(HealthDay News) — Therapeutic decisions for diabetes should be individualized, considering factors such as ethnicity and cardiovascular (CV) risk, according to an ideas and opinions piece published in the Annals of Internal Medicine.
Giulio R. Romeo, MD, and Martin J. Abrahamson, MD, from the Joslin Diabetes Center in Boston, discuss three topics within the 2015 Standards for Diabetes Care: ethnic differences in diabetes risk with different BMIs, blood pressure (BP) targets and individualization of diabetes treatment goals.

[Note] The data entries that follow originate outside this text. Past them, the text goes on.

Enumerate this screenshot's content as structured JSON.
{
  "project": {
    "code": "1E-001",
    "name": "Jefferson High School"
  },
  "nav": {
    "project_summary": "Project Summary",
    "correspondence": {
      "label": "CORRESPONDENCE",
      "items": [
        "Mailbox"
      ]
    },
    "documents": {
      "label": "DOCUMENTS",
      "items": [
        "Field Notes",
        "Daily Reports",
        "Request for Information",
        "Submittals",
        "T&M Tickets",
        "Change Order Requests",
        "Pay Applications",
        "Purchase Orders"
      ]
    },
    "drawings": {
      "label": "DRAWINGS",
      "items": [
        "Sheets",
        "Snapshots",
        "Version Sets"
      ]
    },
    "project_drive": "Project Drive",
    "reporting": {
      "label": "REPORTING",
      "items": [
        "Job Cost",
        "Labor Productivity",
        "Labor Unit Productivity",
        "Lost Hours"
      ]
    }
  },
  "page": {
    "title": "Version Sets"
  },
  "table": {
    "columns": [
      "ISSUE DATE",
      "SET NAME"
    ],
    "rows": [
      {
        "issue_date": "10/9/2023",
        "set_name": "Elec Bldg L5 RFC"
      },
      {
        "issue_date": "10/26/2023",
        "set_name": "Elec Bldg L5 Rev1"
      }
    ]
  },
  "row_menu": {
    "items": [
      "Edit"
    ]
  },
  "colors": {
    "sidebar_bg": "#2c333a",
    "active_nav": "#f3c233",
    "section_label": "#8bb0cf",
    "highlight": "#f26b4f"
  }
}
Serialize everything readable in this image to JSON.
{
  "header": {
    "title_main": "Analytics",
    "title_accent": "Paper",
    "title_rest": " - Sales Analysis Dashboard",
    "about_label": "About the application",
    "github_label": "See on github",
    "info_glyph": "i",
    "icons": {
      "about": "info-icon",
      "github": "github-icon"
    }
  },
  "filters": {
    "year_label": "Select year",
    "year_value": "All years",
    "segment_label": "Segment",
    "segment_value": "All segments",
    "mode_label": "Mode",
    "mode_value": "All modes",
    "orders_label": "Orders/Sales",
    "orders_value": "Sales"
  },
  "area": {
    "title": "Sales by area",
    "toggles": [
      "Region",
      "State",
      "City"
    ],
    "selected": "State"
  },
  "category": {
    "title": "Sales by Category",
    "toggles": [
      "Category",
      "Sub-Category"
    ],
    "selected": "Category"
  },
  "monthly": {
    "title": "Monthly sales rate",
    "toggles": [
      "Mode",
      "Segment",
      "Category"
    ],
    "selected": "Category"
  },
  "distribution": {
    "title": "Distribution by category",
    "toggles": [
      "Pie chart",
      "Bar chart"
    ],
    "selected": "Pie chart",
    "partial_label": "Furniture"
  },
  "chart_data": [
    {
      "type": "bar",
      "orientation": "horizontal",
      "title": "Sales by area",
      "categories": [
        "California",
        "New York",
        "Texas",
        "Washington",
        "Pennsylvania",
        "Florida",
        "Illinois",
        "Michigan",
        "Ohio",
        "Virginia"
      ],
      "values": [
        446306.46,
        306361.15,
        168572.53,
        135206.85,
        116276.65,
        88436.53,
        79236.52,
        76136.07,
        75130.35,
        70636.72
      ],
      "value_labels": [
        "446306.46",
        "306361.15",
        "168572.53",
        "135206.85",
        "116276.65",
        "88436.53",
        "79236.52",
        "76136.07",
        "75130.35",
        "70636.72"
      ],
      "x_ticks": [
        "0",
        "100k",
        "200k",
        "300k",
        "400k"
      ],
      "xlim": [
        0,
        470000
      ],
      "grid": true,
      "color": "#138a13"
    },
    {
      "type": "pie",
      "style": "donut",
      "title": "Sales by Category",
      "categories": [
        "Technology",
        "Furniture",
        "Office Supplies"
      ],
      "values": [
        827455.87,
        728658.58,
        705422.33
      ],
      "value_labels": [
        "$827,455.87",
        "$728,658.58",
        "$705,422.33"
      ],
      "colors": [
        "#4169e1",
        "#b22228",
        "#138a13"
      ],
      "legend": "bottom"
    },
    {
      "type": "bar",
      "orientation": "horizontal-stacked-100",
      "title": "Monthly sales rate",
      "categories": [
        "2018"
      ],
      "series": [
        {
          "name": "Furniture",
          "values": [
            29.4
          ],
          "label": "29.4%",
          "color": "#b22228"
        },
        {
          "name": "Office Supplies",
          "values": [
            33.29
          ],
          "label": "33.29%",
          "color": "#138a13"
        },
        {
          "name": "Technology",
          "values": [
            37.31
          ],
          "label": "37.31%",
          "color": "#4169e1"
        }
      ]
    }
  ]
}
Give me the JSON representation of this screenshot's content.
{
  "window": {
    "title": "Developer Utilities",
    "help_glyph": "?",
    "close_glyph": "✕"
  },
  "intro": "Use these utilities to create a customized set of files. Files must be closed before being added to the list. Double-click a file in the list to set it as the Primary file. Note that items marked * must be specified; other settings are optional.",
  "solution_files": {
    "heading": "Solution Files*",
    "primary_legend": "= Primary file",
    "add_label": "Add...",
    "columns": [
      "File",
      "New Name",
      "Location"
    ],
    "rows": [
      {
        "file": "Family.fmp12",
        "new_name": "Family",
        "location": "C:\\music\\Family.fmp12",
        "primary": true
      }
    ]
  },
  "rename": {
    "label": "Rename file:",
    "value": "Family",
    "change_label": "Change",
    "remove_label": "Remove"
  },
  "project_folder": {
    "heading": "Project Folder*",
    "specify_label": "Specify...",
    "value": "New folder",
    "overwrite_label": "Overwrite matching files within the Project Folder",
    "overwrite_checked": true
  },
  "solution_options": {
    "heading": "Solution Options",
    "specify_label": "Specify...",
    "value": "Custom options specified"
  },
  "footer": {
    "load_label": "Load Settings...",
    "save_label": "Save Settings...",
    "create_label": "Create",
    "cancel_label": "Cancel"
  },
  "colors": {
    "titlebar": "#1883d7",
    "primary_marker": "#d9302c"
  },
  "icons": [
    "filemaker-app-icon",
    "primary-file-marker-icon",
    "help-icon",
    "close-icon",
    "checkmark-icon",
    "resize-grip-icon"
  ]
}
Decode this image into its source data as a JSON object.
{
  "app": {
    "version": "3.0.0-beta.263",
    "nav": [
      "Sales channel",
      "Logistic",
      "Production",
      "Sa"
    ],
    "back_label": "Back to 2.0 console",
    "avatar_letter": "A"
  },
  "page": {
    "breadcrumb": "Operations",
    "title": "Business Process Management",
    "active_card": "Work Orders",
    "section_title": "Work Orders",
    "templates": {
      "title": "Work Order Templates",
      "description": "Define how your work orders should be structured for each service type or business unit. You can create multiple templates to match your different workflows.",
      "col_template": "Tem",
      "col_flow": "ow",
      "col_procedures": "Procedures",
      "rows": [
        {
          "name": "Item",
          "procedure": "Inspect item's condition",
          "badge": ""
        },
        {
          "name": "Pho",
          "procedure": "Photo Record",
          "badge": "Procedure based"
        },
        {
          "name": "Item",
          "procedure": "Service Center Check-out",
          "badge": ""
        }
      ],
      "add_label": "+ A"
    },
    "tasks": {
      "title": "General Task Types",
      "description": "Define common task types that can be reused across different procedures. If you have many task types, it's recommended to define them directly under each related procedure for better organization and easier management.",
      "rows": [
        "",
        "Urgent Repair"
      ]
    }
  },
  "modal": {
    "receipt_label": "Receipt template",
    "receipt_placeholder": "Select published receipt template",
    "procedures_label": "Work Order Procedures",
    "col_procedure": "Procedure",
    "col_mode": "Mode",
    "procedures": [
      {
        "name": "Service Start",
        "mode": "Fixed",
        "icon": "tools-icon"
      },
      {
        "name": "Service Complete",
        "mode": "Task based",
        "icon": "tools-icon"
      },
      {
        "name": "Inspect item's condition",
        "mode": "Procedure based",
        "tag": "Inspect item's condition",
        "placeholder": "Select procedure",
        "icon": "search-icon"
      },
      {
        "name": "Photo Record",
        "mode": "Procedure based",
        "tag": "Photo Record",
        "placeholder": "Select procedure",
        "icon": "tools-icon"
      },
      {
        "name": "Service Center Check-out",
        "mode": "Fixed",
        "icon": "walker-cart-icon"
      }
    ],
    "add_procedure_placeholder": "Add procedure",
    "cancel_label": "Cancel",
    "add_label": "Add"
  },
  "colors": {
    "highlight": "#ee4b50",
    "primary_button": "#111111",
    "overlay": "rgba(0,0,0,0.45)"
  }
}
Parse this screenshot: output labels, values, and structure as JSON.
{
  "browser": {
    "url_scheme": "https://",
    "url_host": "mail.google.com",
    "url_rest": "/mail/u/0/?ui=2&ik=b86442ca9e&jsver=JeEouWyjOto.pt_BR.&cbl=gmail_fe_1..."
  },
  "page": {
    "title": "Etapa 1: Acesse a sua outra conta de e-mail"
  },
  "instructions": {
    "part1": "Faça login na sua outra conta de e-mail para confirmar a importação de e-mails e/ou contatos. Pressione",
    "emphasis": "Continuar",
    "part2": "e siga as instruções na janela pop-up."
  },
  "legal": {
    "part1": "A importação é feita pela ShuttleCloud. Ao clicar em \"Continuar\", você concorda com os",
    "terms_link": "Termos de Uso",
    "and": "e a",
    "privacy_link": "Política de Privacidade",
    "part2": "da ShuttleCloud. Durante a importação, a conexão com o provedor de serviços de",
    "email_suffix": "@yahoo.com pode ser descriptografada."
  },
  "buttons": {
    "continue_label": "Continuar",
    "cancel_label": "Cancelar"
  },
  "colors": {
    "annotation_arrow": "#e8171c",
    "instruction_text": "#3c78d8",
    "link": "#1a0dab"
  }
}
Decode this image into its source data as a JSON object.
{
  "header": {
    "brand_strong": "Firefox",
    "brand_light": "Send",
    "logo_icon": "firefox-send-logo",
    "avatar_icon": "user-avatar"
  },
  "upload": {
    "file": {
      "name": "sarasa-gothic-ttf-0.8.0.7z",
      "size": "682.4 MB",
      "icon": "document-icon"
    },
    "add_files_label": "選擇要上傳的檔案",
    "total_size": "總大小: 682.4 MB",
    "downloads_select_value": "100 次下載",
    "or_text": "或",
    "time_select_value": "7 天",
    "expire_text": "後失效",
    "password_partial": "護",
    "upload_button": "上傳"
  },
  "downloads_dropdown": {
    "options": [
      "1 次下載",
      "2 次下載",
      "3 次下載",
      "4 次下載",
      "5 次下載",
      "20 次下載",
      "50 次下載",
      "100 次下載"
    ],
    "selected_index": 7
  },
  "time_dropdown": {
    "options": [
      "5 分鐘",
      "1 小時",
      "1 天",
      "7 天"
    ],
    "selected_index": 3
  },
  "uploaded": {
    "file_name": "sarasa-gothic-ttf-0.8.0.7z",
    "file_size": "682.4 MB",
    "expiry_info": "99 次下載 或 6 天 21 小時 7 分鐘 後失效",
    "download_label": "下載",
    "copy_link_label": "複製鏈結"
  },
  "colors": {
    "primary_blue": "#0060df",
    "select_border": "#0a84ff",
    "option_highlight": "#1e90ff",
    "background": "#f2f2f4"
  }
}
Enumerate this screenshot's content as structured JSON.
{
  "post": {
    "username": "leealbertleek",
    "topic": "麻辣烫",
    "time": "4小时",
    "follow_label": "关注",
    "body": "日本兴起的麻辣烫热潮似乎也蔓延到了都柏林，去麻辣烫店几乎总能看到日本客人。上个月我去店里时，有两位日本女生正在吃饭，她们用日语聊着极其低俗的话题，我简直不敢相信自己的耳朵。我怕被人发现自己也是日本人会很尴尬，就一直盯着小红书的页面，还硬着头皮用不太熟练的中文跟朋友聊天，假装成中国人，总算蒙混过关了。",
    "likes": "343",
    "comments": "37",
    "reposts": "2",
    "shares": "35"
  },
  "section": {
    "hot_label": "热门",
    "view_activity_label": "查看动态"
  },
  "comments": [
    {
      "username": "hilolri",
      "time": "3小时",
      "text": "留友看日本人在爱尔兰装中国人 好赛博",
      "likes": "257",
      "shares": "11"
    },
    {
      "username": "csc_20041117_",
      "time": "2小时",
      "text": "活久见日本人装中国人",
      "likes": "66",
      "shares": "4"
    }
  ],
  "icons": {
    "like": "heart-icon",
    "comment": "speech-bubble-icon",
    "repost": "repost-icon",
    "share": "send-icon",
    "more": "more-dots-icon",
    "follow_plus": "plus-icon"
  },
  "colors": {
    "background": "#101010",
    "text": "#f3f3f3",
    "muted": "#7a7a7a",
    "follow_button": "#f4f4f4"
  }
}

The authors note that the American Diabetes Association endorsed a new BMI cut point for prediabetes and type 2 diabetes for Asian Americans; as well as increasing awareness of the importance of early detection of diabetes, this should prompt a reappraisal of current BMI cut points for screening in other minorities.
The 2015 Standards have adopted revised systolic and diastolic BP goals for patients with diabetes. For patients with other significant CV risk factors, or those who can achieve them without undue treatment burden, more stringent goals are recommended.
The 2015 Standards adopted revised recommendations for initiating, intensifying and monitoring adherence to statin treatment in order to reduce the risk for atherosclerotic CVD.
“The common motif of the 2015 Standards is the continued emphasis of individualizing therapeutic decisions based on factors that include ethnicity, overall risk for atherosclerotic cardiovascular disease, life expectancy, comorbid conditions, the patient’s preferences and goals, and his or her ability to adhere to treatment regimens,” the researchers wrote.